The Philadelphia City Council approved a measure April 22 prohibiting most employers in the city from testing new hires for marijuana use.
The bill makes it illegal for companies "to require a prospective employee to submit to testing for the presence of marijuana" before hiring them.
But the legislation exempts many types of jobs, including law enforcement, those who need a commercial driver's license, health care workers, and "any position in which the employee could significantly impact the health or safety of other employees or members of the public." Employers with unionized workforces could still conduct testing for marijuana if employees agreed to testing in their collective bargaining contracts.
Philadelphia Mayor Jim Kenney is expected to sign the bill into law, which would take effect Jan. 1, 2022.
"Practically speaking, the Philadelphia ordinance might not affect many businesses as employers have gradually moved away from pre-employment testing and the exemptions to the ordinance cover a number of employers and industries where testing is required and standard," said Louis Chodoff, an attorney in the Mount Laurel, N.J., office of Ballard Spahr. "However, employers would be wise to review their drug-testing policies and protocols to ensure compliance with this ordinance."
Philadelphia will join a growing list of cities and states that provide workplace protections for cannabis users. Atlanta, New York City and Washington, D.C., have recently banned pre-employment marijuana screening for most jobs, and Maine became the first state to block most employers from conducting marijuana drug screening in 2018.

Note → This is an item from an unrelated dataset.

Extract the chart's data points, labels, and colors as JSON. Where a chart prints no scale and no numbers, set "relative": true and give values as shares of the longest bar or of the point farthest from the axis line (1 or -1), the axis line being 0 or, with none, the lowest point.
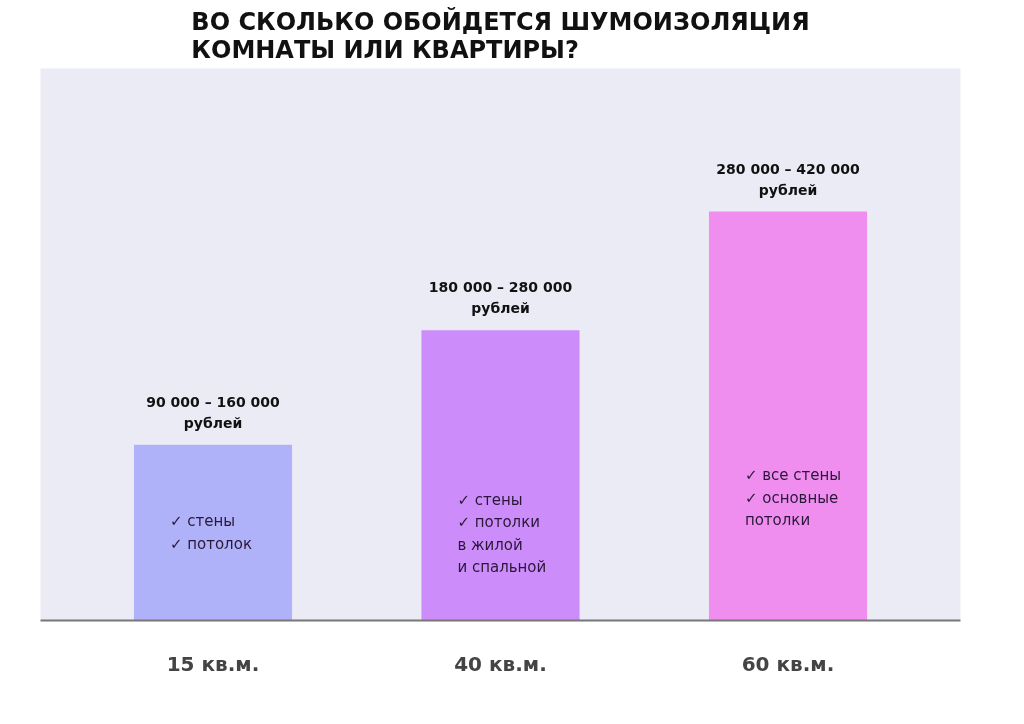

"Legislation relating to medical and recreational marijuana by states and municipalities presents evolving challenges for employers," Chodoff said. "The ordinance was introduced on the heels of legislation in several states, including New Jersey, that legalized recreational marijuana in 2020. In 2015, Pennsylvania passed the Medical Marijuana Act legalizing medical marijuana, but the state has not yet legalized recreational marijuana—though Pennsylvania Governor Tom Wolf has repeatedly urged legislators to legalize adult-use marijuana in the state."

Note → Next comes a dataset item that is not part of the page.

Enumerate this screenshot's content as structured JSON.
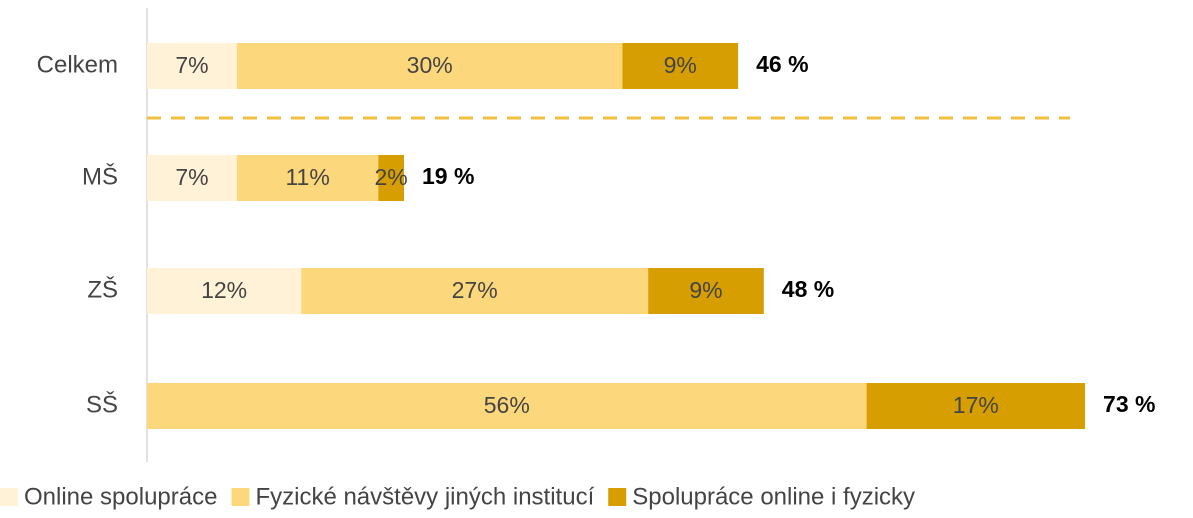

Pennsylvania is one of 36 states with legalized medical marijuana use, and Philadelphia has decriminalized possession of small amounts of the drug.
Pre-employment testing for marijuana detects whether someone has consumed marijuana in the recent past, but not whether they are currently under the influence. Marijuana can be detected in a drug test weeks after it is consumed.
"There's no evidence to support the claim that those who consume cannabis in the privacy of their own home away from the job pose a unique workforce safety threat or risk," said Paul Armentano, deputy director of marijuana law reform group NORML, based in Washington, D.C.
"Suspicionless marijuana testing in the workplace, such as pre-employment drug screening, is not now, nor has it ever been, an evidence-based policy. In many places, the marijuana laws have changed. It is time for workplace policies to adapt to this new reality and to cease punishing employees for activities they engage in during their off-hours that pose no workplace safety threat."
Workers in the U.S. tested positive for drug use in 2019 at the highest rate since 2003, according to annual drug-testing results compiled by Quest Diagnostics, a laboratory based in Secaucus, N.J. Marijuana positivity in the U.S. workforce increased nearly 11 percent in urine testing from 2018 to 2019 and 29 percent since 2015.